In the title essay, first published in 2015, she sets the table for the rest of the intellectual buffet and channels “the angel in the house,” first described by poet Coventry Patmore in the 1850s to honor his self-sacrificing wife. “Man must be pleased; but him to please is women’s pleasure,” he wrote. Solnit further notes that like other feminists, Virginia Woolf found the description so offensive that she publicly decried it, writing in 1931 of the necessity of killing the angel and silencing that beleaguered inner voice that tells women to submissively devote their lives to men, whether bosses, colleagues, fathers, husbands, or other relatives.
Or clients, or guys on the street. One of the ways women are still expected to devote their lives to men is the hotness-mandate. Women are always subject to rebuke or harassment or outright violence for failure to be sexually and aesthetically pleasing enough to men. That expectation has grown and entrenched as expectations about dish-washing and shirt-ironing have receded. Ok, the deal seems to be, you don’t have to do more than your share of the domestic work, but you by god had better be fuckable, or the deal’s off.

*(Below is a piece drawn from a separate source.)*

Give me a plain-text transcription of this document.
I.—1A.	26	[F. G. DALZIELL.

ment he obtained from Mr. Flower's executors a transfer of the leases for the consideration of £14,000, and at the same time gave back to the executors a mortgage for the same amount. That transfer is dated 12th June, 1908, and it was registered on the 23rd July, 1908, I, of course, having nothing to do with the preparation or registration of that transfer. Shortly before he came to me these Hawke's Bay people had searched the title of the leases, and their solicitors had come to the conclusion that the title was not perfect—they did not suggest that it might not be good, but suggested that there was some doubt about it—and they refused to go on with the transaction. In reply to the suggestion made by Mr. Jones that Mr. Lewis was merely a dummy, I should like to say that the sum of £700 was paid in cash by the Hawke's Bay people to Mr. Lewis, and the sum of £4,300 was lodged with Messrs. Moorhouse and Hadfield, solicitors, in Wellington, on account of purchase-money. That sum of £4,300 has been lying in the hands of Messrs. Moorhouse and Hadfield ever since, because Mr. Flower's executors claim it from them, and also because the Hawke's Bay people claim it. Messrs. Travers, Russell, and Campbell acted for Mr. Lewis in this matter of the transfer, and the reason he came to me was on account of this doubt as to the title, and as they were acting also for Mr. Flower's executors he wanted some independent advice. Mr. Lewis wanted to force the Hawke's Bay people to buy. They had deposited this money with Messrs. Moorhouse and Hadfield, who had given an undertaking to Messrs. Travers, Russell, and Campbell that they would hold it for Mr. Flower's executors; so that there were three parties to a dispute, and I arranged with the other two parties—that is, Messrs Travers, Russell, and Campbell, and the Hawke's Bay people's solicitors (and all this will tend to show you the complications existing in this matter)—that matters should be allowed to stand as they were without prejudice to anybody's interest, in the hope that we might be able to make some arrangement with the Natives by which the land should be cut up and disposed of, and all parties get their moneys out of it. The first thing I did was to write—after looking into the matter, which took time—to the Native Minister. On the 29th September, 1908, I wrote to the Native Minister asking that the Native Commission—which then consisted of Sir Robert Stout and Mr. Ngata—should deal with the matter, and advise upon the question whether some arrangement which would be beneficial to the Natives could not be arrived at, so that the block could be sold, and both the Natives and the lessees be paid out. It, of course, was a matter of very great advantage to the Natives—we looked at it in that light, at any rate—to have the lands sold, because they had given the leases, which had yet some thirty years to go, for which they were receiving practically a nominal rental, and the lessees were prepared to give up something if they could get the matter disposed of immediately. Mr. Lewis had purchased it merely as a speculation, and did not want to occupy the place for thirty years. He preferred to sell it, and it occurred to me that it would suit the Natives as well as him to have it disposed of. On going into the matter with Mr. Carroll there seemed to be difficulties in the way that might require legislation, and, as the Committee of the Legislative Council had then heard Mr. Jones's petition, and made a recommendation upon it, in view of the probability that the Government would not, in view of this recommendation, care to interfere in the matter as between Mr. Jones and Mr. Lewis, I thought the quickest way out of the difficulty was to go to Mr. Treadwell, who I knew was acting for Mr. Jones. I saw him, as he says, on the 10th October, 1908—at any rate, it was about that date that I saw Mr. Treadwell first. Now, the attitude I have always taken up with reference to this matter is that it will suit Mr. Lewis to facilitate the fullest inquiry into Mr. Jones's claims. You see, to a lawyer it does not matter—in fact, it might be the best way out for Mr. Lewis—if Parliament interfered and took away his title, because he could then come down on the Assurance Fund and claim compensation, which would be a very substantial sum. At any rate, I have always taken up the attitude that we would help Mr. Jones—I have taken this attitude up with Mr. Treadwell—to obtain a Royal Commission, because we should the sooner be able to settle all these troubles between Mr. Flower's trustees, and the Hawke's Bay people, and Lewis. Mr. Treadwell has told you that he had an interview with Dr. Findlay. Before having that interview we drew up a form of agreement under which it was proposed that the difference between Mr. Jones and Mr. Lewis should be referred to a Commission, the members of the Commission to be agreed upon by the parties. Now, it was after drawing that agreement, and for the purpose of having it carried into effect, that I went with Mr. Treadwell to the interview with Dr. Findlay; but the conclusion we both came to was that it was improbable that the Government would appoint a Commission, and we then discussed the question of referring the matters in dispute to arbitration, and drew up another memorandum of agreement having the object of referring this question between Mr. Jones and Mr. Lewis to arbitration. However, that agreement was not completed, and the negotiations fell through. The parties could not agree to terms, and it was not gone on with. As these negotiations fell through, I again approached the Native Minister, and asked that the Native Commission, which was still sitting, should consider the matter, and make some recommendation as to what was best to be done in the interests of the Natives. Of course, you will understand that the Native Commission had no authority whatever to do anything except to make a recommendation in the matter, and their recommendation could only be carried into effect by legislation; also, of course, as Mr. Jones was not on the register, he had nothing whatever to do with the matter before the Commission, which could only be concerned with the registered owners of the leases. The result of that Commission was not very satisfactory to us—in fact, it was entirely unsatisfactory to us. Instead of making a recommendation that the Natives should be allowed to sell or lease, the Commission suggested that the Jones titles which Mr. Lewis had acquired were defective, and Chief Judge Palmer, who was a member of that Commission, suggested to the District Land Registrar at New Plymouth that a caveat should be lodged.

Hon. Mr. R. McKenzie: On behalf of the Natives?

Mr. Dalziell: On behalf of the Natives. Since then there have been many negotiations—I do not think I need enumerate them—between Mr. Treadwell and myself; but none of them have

Solnit’s look at silencing—she credits earlier feminists including Michelle Cliff, Charlotte Perkins Gilman, Susan Griffin, Audre Lorde, Tillie Olsen, Muriel Rukeyser, Susan Sontag, and Virginia Woolf for their work on the subject—addresses the many ways that women have, and continue to be, kept quiet. She chronicles everything from women’s removal from history books to the denial of the vote; from a lack of educational access to the silencing that comes from fear of rape, sexual harassment, and molestation. Being denied a role in policy making, as well as being disbelieved when we testify about abuse, she concludes, can be as silencing as a literal muzzle and has a deleterious impact on girls and the women they become.
And now everything is so much worse than we ever thought possible.